What’s pictured above is the cover for the review galleys of the novel. It’s NOT the retail cover for the book. That will come later. As my editor, Deb Smith, said, “This is purposefully not pretty, because we don’t want people to assume this is the actual cover of the book.”
But it will do for now, as Bell Bridge Books (an imprint of BelleBooks) sends out early copies of the novel to potential endorsers–people who will say nice things about Eyewall that Deb will splash in bold letters across its back cover. Potential readers will see the blurbs, then rush in droves to buy copies of the book. At least I think it happens that way.
Who might say nice things about the novel? Well, I suppose anybody that I agree to buy dinner for at Stoney River or Ruth’s Chris Steak House. Kidding. In truth, the novel has already received some glowing reviews, unsolicited, from folks whose names you might recognize in both the weather and writing business. But I’d like to wait until it’s a done deal before I start tossing them around… their names, not the people.
By the way, there are also several chapters of Eyewall posted on a social publishing and reading site called Scribd. The excerpts were posted by Deb Smith in hopes of drawing some sub-rights attention… and they have.
On another subject, I’m a little over 400 pages into The Girl with the Dragon Tattoo now. It’s picked up a little steam and is getting more intense, so I’m glad I stuck with it. It won’t rank as one of my all-time favorites, but it’s a good read.

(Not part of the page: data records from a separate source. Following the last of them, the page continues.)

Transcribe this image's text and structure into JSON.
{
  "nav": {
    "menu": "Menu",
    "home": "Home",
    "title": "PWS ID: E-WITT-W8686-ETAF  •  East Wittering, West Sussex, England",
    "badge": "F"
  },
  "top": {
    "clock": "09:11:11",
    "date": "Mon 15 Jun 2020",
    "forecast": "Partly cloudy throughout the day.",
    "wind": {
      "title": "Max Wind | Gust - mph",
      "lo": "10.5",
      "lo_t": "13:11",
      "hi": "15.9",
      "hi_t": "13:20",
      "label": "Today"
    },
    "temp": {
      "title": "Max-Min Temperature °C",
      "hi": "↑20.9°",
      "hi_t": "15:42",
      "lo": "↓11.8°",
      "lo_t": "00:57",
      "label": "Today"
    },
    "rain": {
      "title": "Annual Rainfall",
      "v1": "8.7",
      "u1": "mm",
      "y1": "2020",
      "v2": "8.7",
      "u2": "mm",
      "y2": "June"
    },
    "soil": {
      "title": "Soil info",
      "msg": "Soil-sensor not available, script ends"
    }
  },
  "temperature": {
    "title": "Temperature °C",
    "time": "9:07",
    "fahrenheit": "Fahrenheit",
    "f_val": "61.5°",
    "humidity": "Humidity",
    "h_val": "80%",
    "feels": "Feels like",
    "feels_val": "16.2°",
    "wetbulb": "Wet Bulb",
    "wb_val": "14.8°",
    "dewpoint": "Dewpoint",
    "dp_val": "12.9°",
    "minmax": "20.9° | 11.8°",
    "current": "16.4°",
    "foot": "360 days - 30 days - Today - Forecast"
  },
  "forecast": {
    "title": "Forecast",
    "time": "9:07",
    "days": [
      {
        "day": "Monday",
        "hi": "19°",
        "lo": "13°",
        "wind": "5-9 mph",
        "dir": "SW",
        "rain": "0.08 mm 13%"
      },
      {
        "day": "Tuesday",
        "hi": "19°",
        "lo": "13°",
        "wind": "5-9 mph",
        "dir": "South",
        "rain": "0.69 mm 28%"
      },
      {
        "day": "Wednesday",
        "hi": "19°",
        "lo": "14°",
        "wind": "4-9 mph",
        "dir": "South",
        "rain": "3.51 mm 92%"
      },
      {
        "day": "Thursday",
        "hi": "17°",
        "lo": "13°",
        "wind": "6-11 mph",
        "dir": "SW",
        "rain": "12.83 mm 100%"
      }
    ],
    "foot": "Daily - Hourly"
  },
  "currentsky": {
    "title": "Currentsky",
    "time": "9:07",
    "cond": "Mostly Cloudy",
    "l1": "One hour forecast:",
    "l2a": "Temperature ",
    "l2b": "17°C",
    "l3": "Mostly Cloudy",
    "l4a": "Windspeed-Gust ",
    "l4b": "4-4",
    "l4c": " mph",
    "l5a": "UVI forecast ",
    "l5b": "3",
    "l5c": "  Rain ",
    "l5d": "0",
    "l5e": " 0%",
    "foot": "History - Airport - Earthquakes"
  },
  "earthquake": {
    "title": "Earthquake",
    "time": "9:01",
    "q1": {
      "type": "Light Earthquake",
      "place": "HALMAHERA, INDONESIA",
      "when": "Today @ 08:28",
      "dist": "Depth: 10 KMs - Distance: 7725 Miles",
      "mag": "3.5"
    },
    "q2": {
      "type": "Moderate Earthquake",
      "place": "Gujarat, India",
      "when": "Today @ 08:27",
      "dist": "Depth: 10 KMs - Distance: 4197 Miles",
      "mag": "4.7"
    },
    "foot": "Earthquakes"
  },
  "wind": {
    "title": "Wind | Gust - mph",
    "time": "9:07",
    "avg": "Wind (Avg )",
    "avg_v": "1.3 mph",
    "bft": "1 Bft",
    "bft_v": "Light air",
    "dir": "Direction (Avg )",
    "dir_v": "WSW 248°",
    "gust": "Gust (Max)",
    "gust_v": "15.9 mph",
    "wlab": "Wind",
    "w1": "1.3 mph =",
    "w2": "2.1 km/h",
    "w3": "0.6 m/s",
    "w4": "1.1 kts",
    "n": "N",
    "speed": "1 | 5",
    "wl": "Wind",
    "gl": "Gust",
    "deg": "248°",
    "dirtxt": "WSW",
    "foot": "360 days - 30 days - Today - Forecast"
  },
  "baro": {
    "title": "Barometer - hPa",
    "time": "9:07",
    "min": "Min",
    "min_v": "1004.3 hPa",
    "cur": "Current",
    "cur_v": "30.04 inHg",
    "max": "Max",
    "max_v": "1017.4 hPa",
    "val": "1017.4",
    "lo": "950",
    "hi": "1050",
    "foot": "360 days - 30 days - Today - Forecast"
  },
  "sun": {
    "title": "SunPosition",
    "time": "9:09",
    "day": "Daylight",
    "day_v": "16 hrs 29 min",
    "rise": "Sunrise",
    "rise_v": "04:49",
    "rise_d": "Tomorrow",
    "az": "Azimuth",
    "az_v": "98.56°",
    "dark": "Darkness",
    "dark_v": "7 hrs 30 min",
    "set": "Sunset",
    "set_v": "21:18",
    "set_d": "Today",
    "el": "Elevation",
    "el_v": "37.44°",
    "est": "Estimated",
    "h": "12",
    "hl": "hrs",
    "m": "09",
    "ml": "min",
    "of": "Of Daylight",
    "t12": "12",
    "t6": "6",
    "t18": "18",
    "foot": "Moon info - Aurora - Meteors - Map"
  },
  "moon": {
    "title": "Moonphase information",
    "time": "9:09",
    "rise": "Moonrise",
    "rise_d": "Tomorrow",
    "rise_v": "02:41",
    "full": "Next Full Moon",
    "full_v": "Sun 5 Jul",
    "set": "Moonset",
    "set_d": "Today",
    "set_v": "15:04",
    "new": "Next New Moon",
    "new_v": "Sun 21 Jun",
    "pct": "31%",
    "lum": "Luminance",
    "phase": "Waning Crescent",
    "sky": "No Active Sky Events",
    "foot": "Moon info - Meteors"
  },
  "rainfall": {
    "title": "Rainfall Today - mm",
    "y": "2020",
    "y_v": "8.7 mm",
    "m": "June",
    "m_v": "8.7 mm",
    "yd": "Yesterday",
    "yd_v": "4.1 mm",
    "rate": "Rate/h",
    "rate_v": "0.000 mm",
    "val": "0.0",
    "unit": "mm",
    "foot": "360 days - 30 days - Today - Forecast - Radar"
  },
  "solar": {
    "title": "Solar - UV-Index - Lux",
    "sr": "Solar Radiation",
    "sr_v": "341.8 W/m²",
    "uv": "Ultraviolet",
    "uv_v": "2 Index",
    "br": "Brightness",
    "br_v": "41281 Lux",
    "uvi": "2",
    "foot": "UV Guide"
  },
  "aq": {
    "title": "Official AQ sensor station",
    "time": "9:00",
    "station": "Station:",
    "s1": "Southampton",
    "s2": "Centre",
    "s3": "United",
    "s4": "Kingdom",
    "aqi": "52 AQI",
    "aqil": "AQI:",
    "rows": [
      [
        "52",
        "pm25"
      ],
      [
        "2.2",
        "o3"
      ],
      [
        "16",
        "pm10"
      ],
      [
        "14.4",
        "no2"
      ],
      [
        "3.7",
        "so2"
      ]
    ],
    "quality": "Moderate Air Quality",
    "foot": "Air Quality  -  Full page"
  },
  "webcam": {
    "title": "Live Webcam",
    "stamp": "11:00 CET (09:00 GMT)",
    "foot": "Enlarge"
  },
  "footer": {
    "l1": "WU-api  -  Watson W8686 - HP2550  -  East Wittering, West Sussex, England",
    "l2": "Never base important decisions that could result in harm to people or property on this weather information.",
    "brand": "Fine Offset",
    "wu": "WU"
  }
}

Let me tell you what else I think is good. Well, better than good. It’s an espionage/thriller series on AMC television called Rubicon. It apparently hasn’t gotten much press, but it’s one of the best dramas I’ve seen on TV in quite some time. The characters are engaging yet flawed, you’re not quite sure who’s on whose side, and the entire story has a wonderful tense moodiness to it. Wonderful stuff for aficionados of the genre.
Meanwhile, while Eyewall swirls toward publication, it’s back to work on The Koltsovo Legacy. Anybody know a virologist at the CDC who’d like to be consultant on a novel?